Grande muraille, Palais d’été, Résidence d’été (photos)

14 mai
Ce que l’on pense de la Chine :
- Il n’y a pas de couleurs
- Tout est gris, les gens ne parlent pas anglais, ils se marrent dès que l’on essaie de leur parler
- Les Chinois détruisent leur passé, on dirait que cela n’a pas d’importance pour eux
- Les gens ne paraissent pas intéressés à communiquer avec nous, on aimerait qu’ils soient plus instruits, qu’ils viennent un peu vers nous
- Ils nous prennent trop pour des bêtes curieuses ; Ils prennent la photo : clic sans dire un mot !
- L’ambiance est triste et déprimante
- On aimerait pas vivre ici
- La Chine ça manque d’âme, de vie, d’authenticité
- Il fait froid
- Il n’y a pas d’oiseaux et si peu d’arbres ou de verdure
- Les Chinois ne pensent qu’à manger et d’ailleurs ils mangent tout le temps
- Ils ne prennent pas d’initiative personnelle
- On est en Chine par ouverture d’esprit
- Si ça ne tenait qu’à moi je partirai tout de suite en Corée (Paul)
- On est tout le temps dans des villes gigantesques et déshumanisantes
- Que dessiner en Chine ?
- On aime bien les couettes blanches et les oreillers doux
- La poste marche parfaitement, on nous aide à préparer le colis, on peut envoyer ce que l’on veut (apparemment)
- Au bout de dix jours, ce n’est plus si difficile de se faire comprendre.

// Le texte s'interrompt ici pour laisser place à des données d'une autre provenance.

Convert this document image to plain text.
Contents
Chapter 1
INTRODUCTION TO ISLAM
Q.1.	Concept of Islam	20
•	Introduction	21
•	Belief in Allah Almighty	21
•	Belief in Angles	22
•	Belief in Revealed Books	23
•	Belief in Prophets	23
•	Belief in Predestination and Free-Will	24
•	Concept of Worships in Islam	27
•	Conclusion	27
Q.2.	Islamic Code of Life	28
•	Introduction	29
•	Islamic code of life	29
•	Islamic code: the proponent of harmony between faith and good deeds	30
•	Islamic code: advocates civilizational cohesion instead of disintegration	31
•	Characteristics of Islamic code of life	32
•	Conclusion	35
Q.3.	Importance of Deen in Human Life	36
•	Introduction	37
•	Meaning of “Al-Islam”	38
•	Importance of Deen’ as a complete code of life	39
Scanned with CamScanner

On commence à connaître quelques mots et les chinois nous comprennent.
- Les chasse d’eau sont généralement catastrophiques dans les hôtels
- Pékin (Beijing ) c’est très bien
- On est heureux de trouver quelque chose de bien, même s’il s’agit d’une petite chose.
- Quand il y a des chats, ils sont très beaux, très mignons. Dans les Hutong à Pékin, des gens ont voulu nous en donner un. On a pas pu le prendre parce que l’on voyage. Pourtant ils avaient déjà sorti le carton pour le transporter.
- On a aimé les jardins de Souzhou, le resto de canard laqué

Place Tien Amen, Palais impérial, Un Hutong, quartier traditionnel (photos)
Retour vers Shanghai en train de nuit.

16 mai

Un dernier restaurant de rue, une grosse journée de CNED pour rattraper les jours « de vacances » passés à Pékin, qui ont été si remplis qu’il ne restait pas une minute pour étudier. Nous avons beaucoup aimé cette ville.

17 mai
Départ pour la Corée. Incroyable ! nous regrettons de devoir déjà quitter la Chine.